Note to self...add "avoid an AGI dictatorship." to the guardrails section of my prompts.
In 2017, Greg Brockman and Ilya Sutskever warned Elon Musk not to create a structure where Elon "could become a dictator if you chose to." Their explicit goal: "avoid an AGI dictatorship."
Nine years later, Anthropic has published a "constitution" for Claude. It's thoughtful and important...but it's not a constitution.
It's a document Anthropic writes, interprets, enforces, and can rewrite tomorrow. No separation of powers. No external enforcement. No mechanism to check Anthropic if they defect.
This is enlightened absolutism, not constitutional government.
Back in 2017, Brockman and Sutskever said we should "create some other structure." Nine years later, what would that structure actually look like?

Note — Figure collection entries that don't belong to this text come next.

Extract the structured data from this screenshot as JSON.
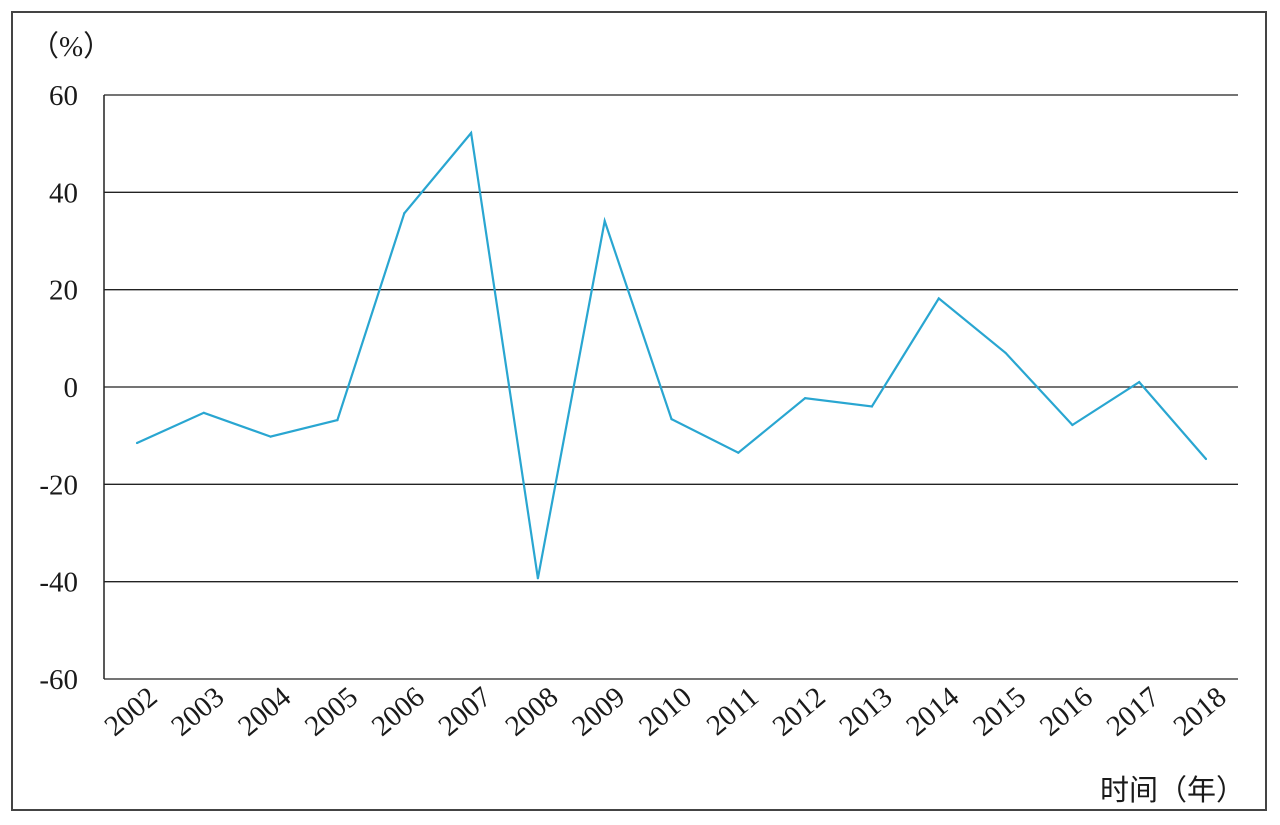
{
  "chart_data": {
    "type": "line",
    "title": "",
    "ylabel": "（%）",
    "xlabel": "时间（年）",
    "x": [
      "2002",
      "2003",
      "2004",
      "2005",
      "2006",
      "2007",
      "2008",
      "2009",
      "2010",
      "2011",
      "2012",
      "2013",
      "2014",
      "2015",
      "2016",
      "2017",
      "2018"
    ],
    "series": [
      {
        "values": [
          -11.5,
          -5.3,
          -10.2,
          -6.8,
          35.7,
          52.2,
          -39.3,
          34.1,
          -6.6,
          -13.5,
          -2.3,
          -4.0,
          18.2,
          7.0,
          -7.8,
          1.0,
          -14.8
        ]
      }
    ],
    "ylim": [
      -60,
      60
    ],
    "yticks": [
      "60",
      "40",
      "20",
      "0",
      "-20",
      "-40",
      "-60"
    ],
    "grid": "horizontal",
    "line_color": "#29a6d1",
    "grid_color": "#222222"
  }
}
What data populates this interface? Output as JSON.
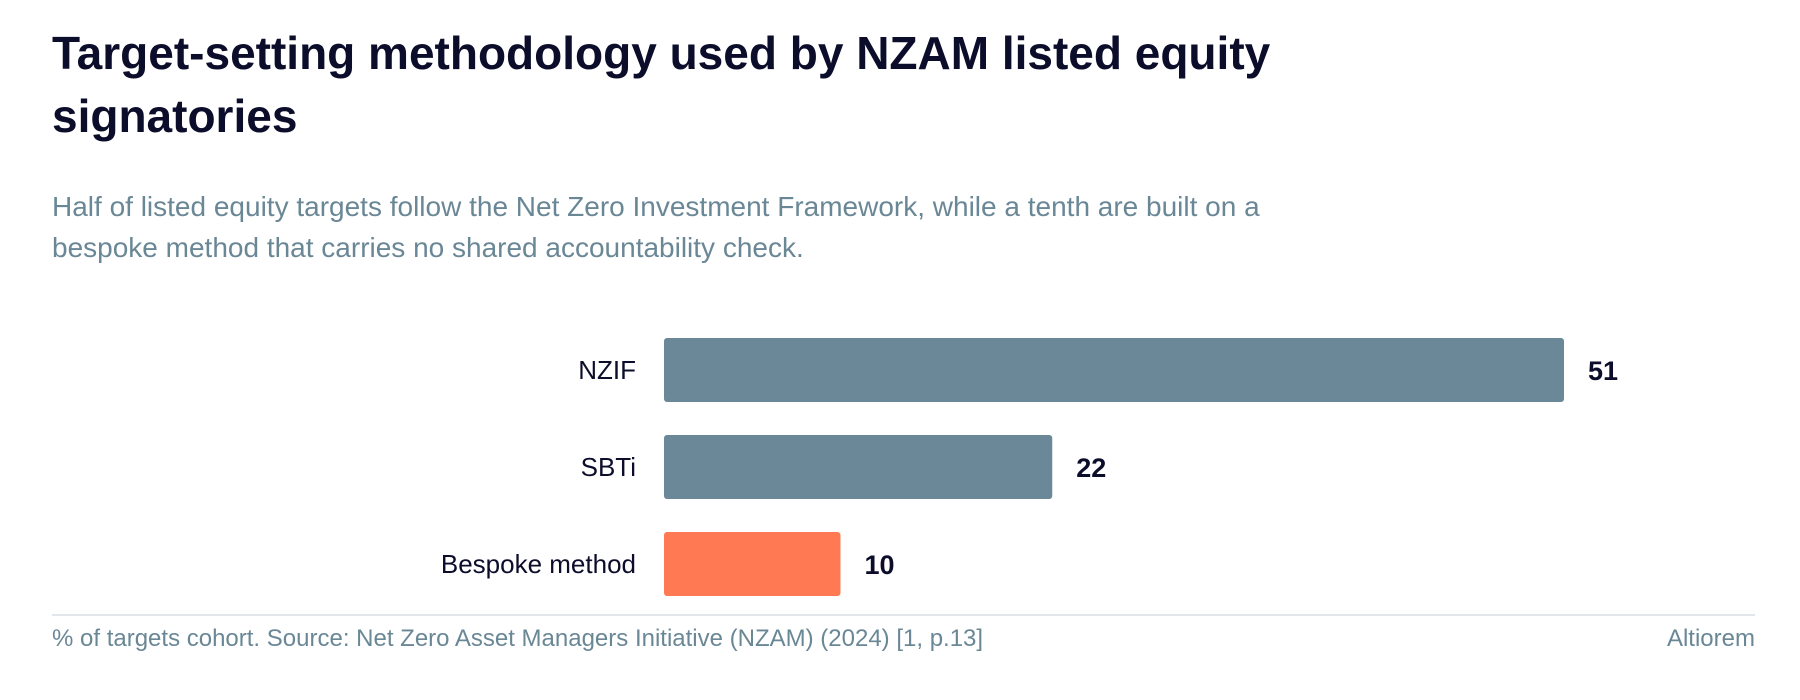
{
  "header": {
    "title": "Target-setting methodology used by NZAM listed equity signatories",
    "subtitle": "Half of listed equity targets follow the Net Zero Investment Framework, while a tenth are built on a bespoke method that carries no shared accountability check."
  },
  "footer": {
    "source": "% of targets cohort. Source: Net Zero Asset Managers Initiative (NZAM) (2024) [1, p.13]",
    "brand": "Altiorem"
  },
  "colors": {
    "default_bar": "#6a8898",
    "highlight_bar": "#ff7a52"
  },
  "chart_data": {
    "type": "bar",
    "orientation": "horizontal",
    "categories": [
      "NZIF",
      "SBTi",
      "Bespoke method"
    ],
    "values": [
      51,
      22,
      10
    ],
    "highlight": [
      "Bespoke method"
    ],
    "unit": "%",
    "xlim": [
      0,
      51
    ],
    "grid": false,
    "legend": "none"
  }
}
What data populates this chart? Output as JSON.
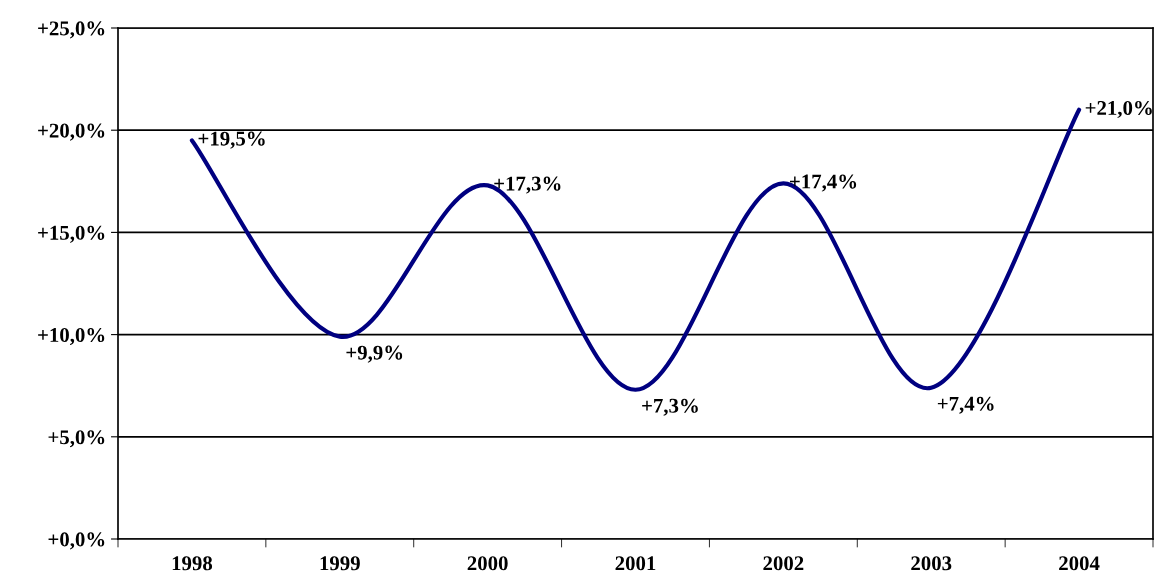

The political economics of constitutional design — from Polybius to Madison to Acemoglu and Robinson — offers the right tools. It's time we used them.
Amodei himself says "ordinary corporate governance is unlikely to be up to the task." He's right. So why hasn't Anthropic built anything better? The long-term benefit trust is a nice experiment, but hardly a way to stave off AGI dictatorship.
A first step: an external board of 5-7 members with one mandate: preventing AI dictatorship. Contractually guaranteed access to safety evaluations. Authority to publicly raise the alarm, or even delay launches under imminent threat. A structure with teeth that Anthropic doesn't unilaterally control.
I'm not convinced we're that close to AGI dictatorship. But I'm taking AI leaders' stated anxieties seriously and following their logic where it leads.
If they genuinely believe they're building technology that could enable dictatorship, they should stop writing unenforceable constitutions for their products and start writing real constitutions for themselves.